Teens and Social Media

Teens and Social Media

New Report from PEW Internet & American Life

Teens and Social Media: The use of social media gains a greater foothold in teen life as they embrace the conversational nature of interactive online media.
Content creation by teenagers continues to grow, with 64% of online teenagers ages 12 to 17 engaging in at least one type of content creation, up from 57% of online teens in 2004.

Girls continue to dominate most elements of content creation. Some 35% of all teen girls blog, compared with 20% of online boys, and 54% of wired girls post photos online compared with 40% of online boys. Boys, however, do dominate one area - posting of video content online. Online teen boys are nearly twice as likely as online girls (19% vs. 10%) to have posted a video online somewhere where someone else could see it.
While it seems we can see some gendered patterns of technology use (for example, that girls blog more - perhaps more journals and diary types of blogs), girls are starting to become more of the creators than simply users of technology - this is a good sign.
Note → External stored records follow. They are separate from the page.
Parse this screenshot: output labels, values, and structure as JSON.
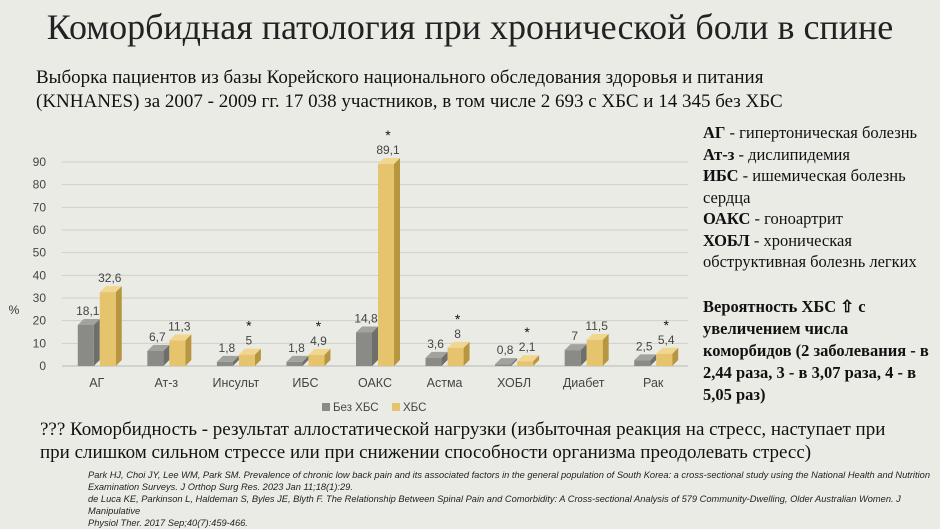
{
  "title": "Коморбидная патология при хронической боли в спине",
  "subtitle": [
    "Выборка пациентов из базы Корейского национального обследования здоровья и питания",
    "(KNHANES) за 2007 - 2009 гг. 17 038 участников, в том числе 2 693 с ХБС и 14 345 без ХБС"
  ],
  "colors": {
    "no_cbs": "#8a8a86",
    "cbs": "#e6c46e"
  },
  "chart_data": {
    "type": "bar",
    "title": "",
    "ylabel": "%",
    "xlabel": "",
    "ylim": [
      0,
      90
    ],
    "yticks": [
      "0",
      "10",
      "20",
      "30",
      "40",
      "50",
      "60",
      "70",
      "80",
      "90"
    ],
    "grid": true,
    "legend_position": "bottom",
    "categories": [
      "АГ",
      "Ат-з",
      "Инсульт",
      "ИБС",
      "ОАКС",
      "Астма",
      "ХОБЛ",
      "Диабет",
      "Рак"
    ],
    "series": [
      {
        "name": "Без ХБС",
        "values": [
          18.1,
          6.7,
          1.8,
          1.8,
          14.8,
          3.6,
          0.8,
          7,
          2.5
        ],
        "labels": [
          "18,1",
          "6,7",
          "1,8",
          "1,8",
          "14,8",
          "3,6",
          "0,8",
          "7",
          "2,5"
        ]
      },
      {
        "name": "ХБС",
        "values": [
          32.6,
          11.3,
          5,
          4.9,
          89.1,
          8,
          2.1,
          11.5,
          5.4
        ],
        "labels": [
          "32,6",
          "11,3",
          "5",
          "4,9",
          "89,1",
          "8",
          "2,1",
          "11,5",
          "5,4"
        ]
      }
    ],
    "significance": [
      "",
      "",
      "*",
      "*",
      "*",
      "*",
      "*",
      "",
      "*"
    ]
  },
  "abbreviations": [
    {
      "term": "АГ",
      "text": " - гипертоническая болезнь"
    },
    {
      "term": "Ат-з",
      "text": " - дислипидемия"
    },
    {
      "term": "ИБС",
      "text": " - ишемическая болезнь сердца"
    },
    {
      "term": "ОАКС",
      "text": " - гоноартрит"
    },
    {
      "term": "ХОБЛ",
      "text": " - хроническая обструктивная болезнь легких"
    }
  ],
  "probability_note": "Вероятность ХБС ⇧ с увеличением числа коморбидов (2 заболевания - в 2,44 раза, 3 - в 3,07 раза, 4 - в 5,05 раз)",
  "bottom_note": [
    "??? Коморбидность - результат аллостатической нагрузки (избыточная реакция на стресс, наступает при",
    "при слишком сильном стрессе или при снижении способности организма преодолевать стресс)"
  ],
  "references": [
    "Park HJ, Choi JY, Lee WM, Park SM. Prevalence of chronic low back pain and its associated factors in the general population of South Korea: a cross-sectional study using the National Health and Nutrition",
    "Examination Surveys. J Orthop Surg Res. 2023 Jan 11;18(1):29.",
    "de Luca KE, Parkinson L, Haldeman S, Byles JE, Blyth F. The Relationship Between Spinal Pain and Comorbidity: A Cross-sectional Analysis of 579 Community-Dwelling, Older Australian Women. J Manipulative",
    "Physiol Ther. 2017 Sep;40(7):459-466."
  ]
}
What's not clear is why teen girls are less likely to post video. Is this a tech issue? Many cell phones have photo & video capabilities, but is this about the social affordance of media technology, or is this showing us a gendered tech-divide?

Amanda Lenhart et al also note:
There is a subset of teens who are super-communicators -- teens who have a host of technology options for dealing with family and friends, including traditional landline phones, cell phones, texting, social network sites, instant messaging, and email. They represent about 28% of the entire teen population and they are more likely to be older girls.
More evidence of gendered communication patterns; girls as the communicators and kin-keepers - at any age.